This fledgling franchise has rewired itself from horror to action-comedy. Bigger and goofier than the 2022 hit, “M3GAN 2.0” is content to be this summer’s fidget spinner: an amusement soon forgotten. You can easily accuse returning director Gerard Johnstone (who’s taken over screenwriting duties too) of assembling it from other movies’ nuts and bolts. He’s not hiding his influences, including “The Terminator,” “Metropolis” and the head-spinning theatrics of “The Exorcist.” It’s a magpie movie that’s happy to give audiences the tinselly things they want — i.e., two robots clobbering the Wi-Fi out of each other. But Johnstone creates openings for his own shaggy sense of humor. I’m excited to keep tabs on the promising New Zealander.

The snippy robot begins the film with her body destroyed but her ego as big as ever. M3GAN, voiced by Jenna Davis and embodied by both an animatronic puppet and the young dancer Amie Donald, will be reconstructed and built back better — and taller, as the physically gifted Donald has herself aged from 12 to 15. As an interim step, M3GAN gets temporarily placed in a tiny teal bot with flipper hands named Moxie, who seems adorable unless you know that Moxie was a real AI emotional support doll launched in 2020 that was abruptly bricked last year, teaching kids a sad lesson in startup funding and, in essence, death. (You can find videos online of people saying goodbye to their comatose friend.)

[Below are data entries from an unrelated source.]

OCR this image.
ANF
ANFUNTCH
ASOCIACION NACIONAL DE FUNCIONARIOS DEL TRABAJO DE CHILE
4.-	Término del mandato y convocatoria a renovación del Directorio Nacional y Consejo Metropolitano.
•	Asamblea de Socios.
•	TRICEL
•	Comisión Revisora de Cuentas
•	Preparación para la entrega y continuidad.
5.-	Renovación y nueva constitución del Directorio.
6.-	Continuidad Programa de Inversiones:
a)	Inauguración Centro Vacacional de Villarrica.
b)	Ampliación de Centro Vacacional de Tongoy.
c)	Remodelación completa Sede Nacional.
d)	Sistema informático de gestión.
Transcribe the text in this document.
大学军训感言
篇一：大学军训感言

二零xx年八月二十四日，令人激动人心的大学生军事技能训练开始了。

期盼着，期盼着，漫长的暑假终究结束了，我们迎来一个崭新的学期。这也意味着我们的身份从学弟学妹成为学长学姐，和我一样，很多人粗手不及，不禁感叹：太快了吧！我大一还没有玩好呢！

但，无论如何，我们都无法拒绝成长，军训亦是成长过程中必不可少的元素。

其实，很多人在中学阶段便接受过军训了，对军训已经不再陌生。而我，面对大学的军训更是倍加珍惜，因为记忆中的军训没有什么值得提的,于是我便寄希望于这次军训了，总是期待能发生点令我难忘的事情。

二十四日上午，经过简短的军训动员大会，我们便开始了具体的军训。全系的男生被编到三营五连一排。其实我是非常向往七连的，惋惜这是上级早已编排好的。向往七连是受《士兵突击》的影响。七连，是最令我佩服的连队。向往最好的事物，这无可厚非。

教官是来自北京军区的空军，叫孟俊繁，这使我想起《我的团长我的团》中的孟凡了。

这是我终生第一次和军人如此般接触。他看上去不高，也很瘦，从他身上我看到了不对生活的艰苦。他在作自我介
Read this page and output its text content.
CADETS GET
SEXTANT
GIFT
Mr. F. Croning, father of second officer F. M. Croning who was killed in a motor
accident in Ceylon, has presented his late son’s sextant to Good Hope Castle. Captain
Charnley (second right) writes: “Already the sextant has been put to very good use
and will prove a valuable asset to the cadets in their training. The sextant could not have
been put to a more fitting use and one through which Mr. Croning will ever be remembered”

Meanwhile, M3GAN’S creator Gemma (a droll Allison Williams) is out of prison and rebranding herself as an anti-technology crusader. “You wouldn’t give your child cocaine — why would you give them a smartphone?” she hectors, while her bland do-gooder boyfriend Christian (Aristotle Athari) enlists the United Nations to fight back against the creeping omnipotence of AI. Cady (Violet McGraw), Gemma’s 12-year-old orphaned niece, wants a career in computer science. Gemma prefers that she concentrate on soccer.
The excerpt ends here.